The court considers that it follows from the judgment of the Supreme Court of 10 December 2021, ECLI:NL:HR:2021:1748, that if a taxpayer declares a deductible item in his tax return and it is established in the assessment scheme that he (partially ) has no right, it is not unlawful for the inspector to check the returns for other years. In principle, this also applies if that finding leads to data of the taxpayer being stored in a file, and even if that data processing is unlawful in itself. In principle, the legality of the inspector's decision to check a return is not affected by the way in which information about the taxpayer is processed. This may be different if the check results from a risk selection, a processing of personal data in a database or the use of a database in which personal data are stored, based on a criterion that leads to a violation of a fundamental right against the taxpayer, such as a violation of the prohibition of discrimination on the basis of origin, orientation or religion.

2.14.

The court considers what the inspector has stated about her observations in the various systems credible. Moreover, the interested party has not contested those observations. The court then considers the statement of the inspector plausible that the corrections to the deduction of expenses for specific health care costs were the direct reason for the investigation of interested parties' income tax/PVV declarations for the years 2016, 2017 and 2018. On the basis of the procedural documents, there is no direct lead to suspect that there were other ejection reasons or that the ejection reason was influenced by a factor other than the correction for 2013. It can therefore not be established that the verification of the deduction of specific health care costs included in the tax return took place on the basis of a criterion that leads to a violation of a fundamental right against the interested party, such as a violation of the prohibition of discrimination on the basis of origin, orientation or religion. In the opinion of the court, the ejection of the interested party's declaration does not entail, for the aforementioned reason, that the inspection of the interested party's declaration has taken place in a way that is so contrary to what may be expected of a properly acting government that the corrections must not be made. . The mere circumstance that the data of the interested party are included in the FSV database, cannot lead to a reduction or annulment of the assessments, even if this inclusion is deemed unlawful in the light of the GDPR, in view of the judgment of 2.13. the high Council.

Conclusion

2.15.

In view of the foregoing, the appeals are dismissed as unfounded.

2.16.

The court sees no reason for an order to pay costs.
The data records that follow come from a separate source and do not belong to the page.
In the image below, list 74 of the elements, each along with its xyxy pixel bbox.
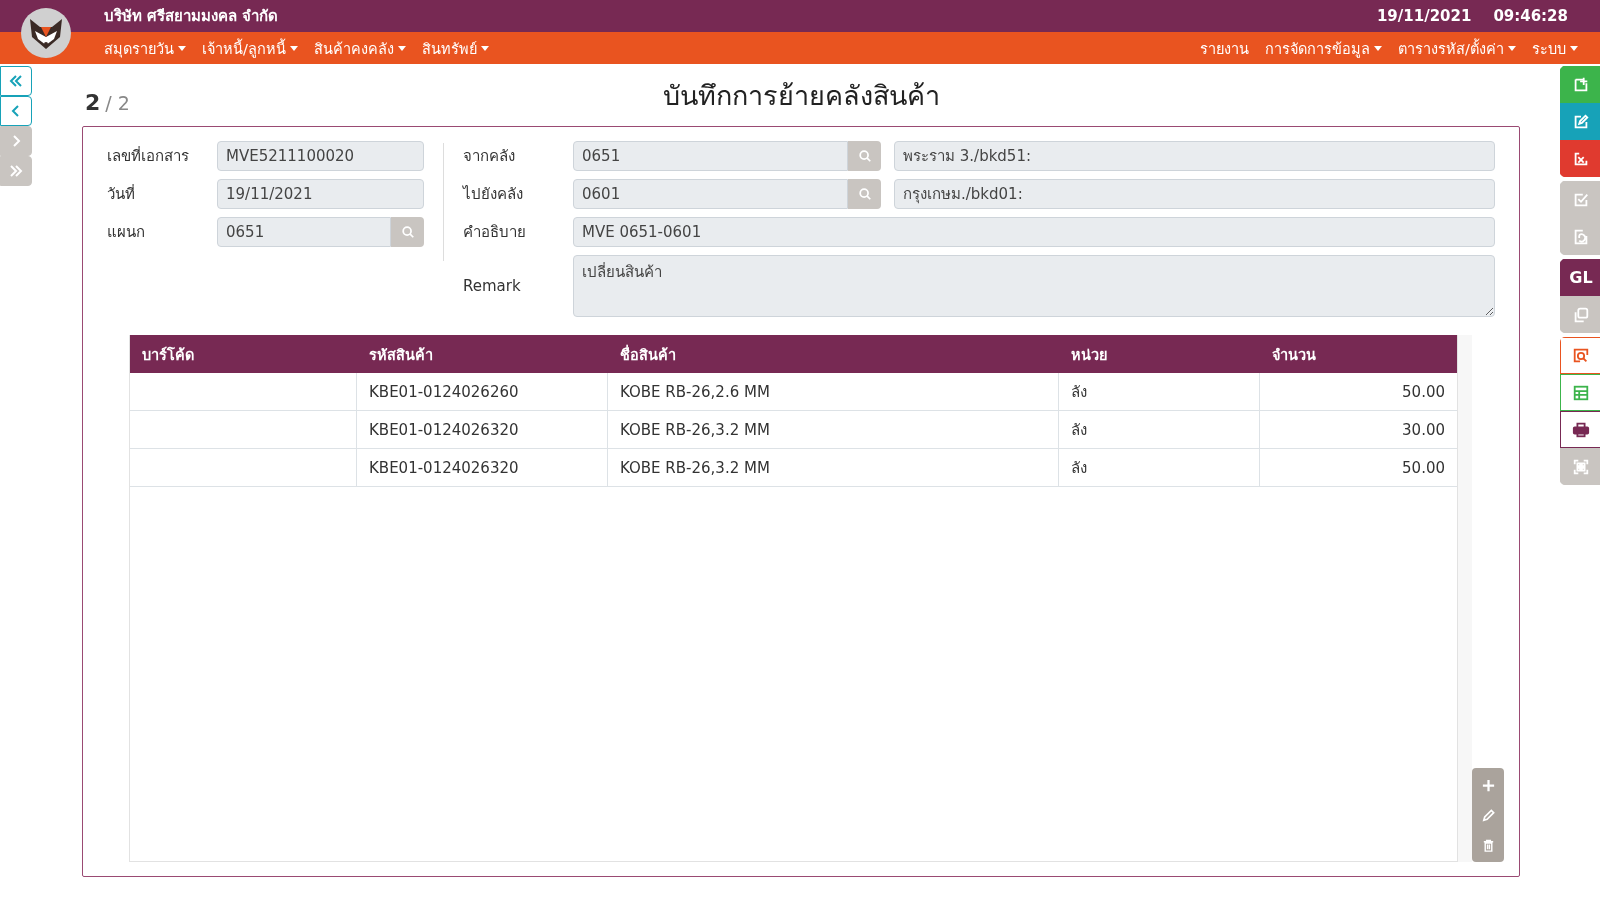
cancel-tool-button[interactable]: [1560, 140, 1600, 177]
column-header: จำนวน: [1271, 345, 1317, 365]
double-chevron-icon: [8, 73, 24, 89]
input-field[interactable]: 0601: [573, 179, 848, 209]
input-field[interactable]: 0651: [573, 141, 848, 171]
record-number: 2: [85, 90, 101, 115]
search-icon: [1572, 346, 1590, 365]
column-header: บาร์โค้ด: [141, 345, 195, 365]
double-chevron-icon: [8, 163, 24, 179]
search-icon: [400, 225, 415, 239]
field-label: เลขที่เอกสาร: [107, 145, 190, 167]
edit-icon: [1572, 112, 1590, 131]
column-header: หน่วย: [1070, 345, 1108, 365]
table-cell: KOBE RB-26,3.2 MM: [608, 411, 1059, 448]
input-field[interactable]: MVE5211100020: [217, 141, 424, 171]
input-field[interactable]: 19/11/2021: [217, 179, 424, 209]
table-cell: KBE01-0124026320: [357, 411, 608, 448]
menu-item[interactable]: เจ้าหนี้/ลูกหนี้: [202, 36, 298, 60]
menu-item[interactable]: ตารางรหัส/ตั้งค่า: [1398, 36, 1516, 60]
field-label: ไปยังคลัง: [463, 184, 524, 205]
copy-icon: [1572, 305, 1590, 324]
add-icon: [1572, 75, 1590, 94]
warehouse-name-field[interactable]: กรุงเกษม./bkd01:: [894, 179, 1495, 209]
record-total: / 2: [105, 92, 130, 114]
table-cell: KOBE RB-26,3.2 MM: [608, 449, 1059, 486]
print-tool-button[interactable]: [1560, 411, 1600, 448]
table-cell: ลัง: [1059, 449, 1260, 486]
remark-field[interactable]: เปลี่ยนสินค้า: [573, 255, 1495, 317]
warehouse-name-field[interactable]: พระราม 3./bkd51:: [894, 141, 1495, 171]
search-button[interactable]: [848, 141, 881, 171]
field-label: แผนก: [107, 222, 146, 243]
edit-tool-button[interactable]: [1560, 103, 1600, 140]
table-cell: ลัง: [1059, 411, 1260, 448]
table-cell-text: 30.00: [1401, 419, 1446, 441]
search-button[interactable]: [391, 217, 424, 247]
printer-icon: [1572, 420, 1590, 439]
scan-icon: [1572, 457, 1590, 476]
date-text: 19/11/2021: [1376, 7, 1472, 25]
company-name: บริษัท ศรีสยามมงคล จำกัด: [104, 6, 279, 27]
table-icon: [1572, 383, 1590, 402]
field-label: จากคลัง: [463, 146, 516, 167]
field-label: คำอธิบาย: [463, 222, 527, 243]
table-cell: KBE01-0124026320: [357, 449, 608, 486]
menu-item[interactable]: รายงาน: [1200, 36, 1250, 60]
gl-tool-button[interactable]: GL: [1560, 259, 1600, 296]
add-tool-button[interactable]: [1560, 66, 1600, 103]
search-button[interactable]: [848, 179, 881, 209]
search-icon: [857, 187, 872, 201]
preview-tool-button[interactable]: [1560, 337, 1600, 374]
first-record-button[interactable]: [0, 66, 32, 96]
time-text: 09:46:28: [1493, 7, 1568, 25]
undo-icon: [1572, 227, 1590, 246]
field-label: วันที่: [107, 183, 136, 205]
menu-item[interactable]: สมุดรายวัน: [104, 36, 186, 60]
input-field[interactable]: 0651: [217, 217, 391, 247]
table-cell: KOBE RB-26,2.6 MM: [608, 373, 1059, 410]
table-cell-text: 50.00: [1401, 381, 1446, 403]
prev-record-button[interactable]: [0, 96, 32, 126]
table-cell-text: 50.00: [1401, 457, 1446, 479]
page-title: บันทึกการย้ายคลังสินค้า: [662, 78, 940, 113]
search-icon: [857, 149, 872, 163]
scrollbar-track[interactable]: [1458, 335, 1472, 862]
pencil-icon: [1480, 807, 1496, 823]
input-field[interactable]: MVE 0651-0601: [573, 217, 1495, 247]
field-label: Remark: [463, 277, 522, 295]
menu-item[interactable]: การจัดการข้อมูล: [1265, 36, 1383, 60]
plus-icon: [1480, 777, 1496, 793]
column-header: รหัสสินค้า: [368, 345, 434, 365]
column-header: ชื่อสินค้า: [619, 343, 677, 365]
menu-item[interactable]: ระบบ: [1532, 36, 1578, 60]
menu-item[interactable]: สินทรัพย์: [421, 36, 489, 60]
table-cell: ลัง: [1059, 373, 1260, 410]
menu-item[interactable]: สินค้าคงคลัง: [313, 36, 406, 60]
table-cell: KBE01-0124026260: [357, 373, 608, 410]
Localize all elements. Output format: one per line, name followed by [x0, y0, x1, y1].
This statement was made by mr. M.R.T. Pauwels, judge, in the presence of mr. F.E.M. Houben, Registrar, on June 2, 2022 and made public by means of anonymized publication on www.rechtspraak.nl.

The Clerk, The Judge,

Copies sent by registered mail to the parties on:

Remedy

The parties can appeal against this decision within six weeks after the date of dispatch to the Court of Appeal in 's-Hertogenbosch (tax chamber), PO Box 70583,

5201 CZ 's-Hertogenbosch.

The following must be taken into account when lodging an appeal:

1. A copy of this decision is submitted with the notice of appeal.
2 - the notice of appeal must be signed and state at least the following:
a. the name and address of the applicant;

b. a date;

c. a description of the decision against which the appeal has been lodged;

d. the grounds of the appeal.

Citizens can lodge an appeal digitally. Use can be made of the forms on Rechtspraak.nl / Digital desk for administrative law.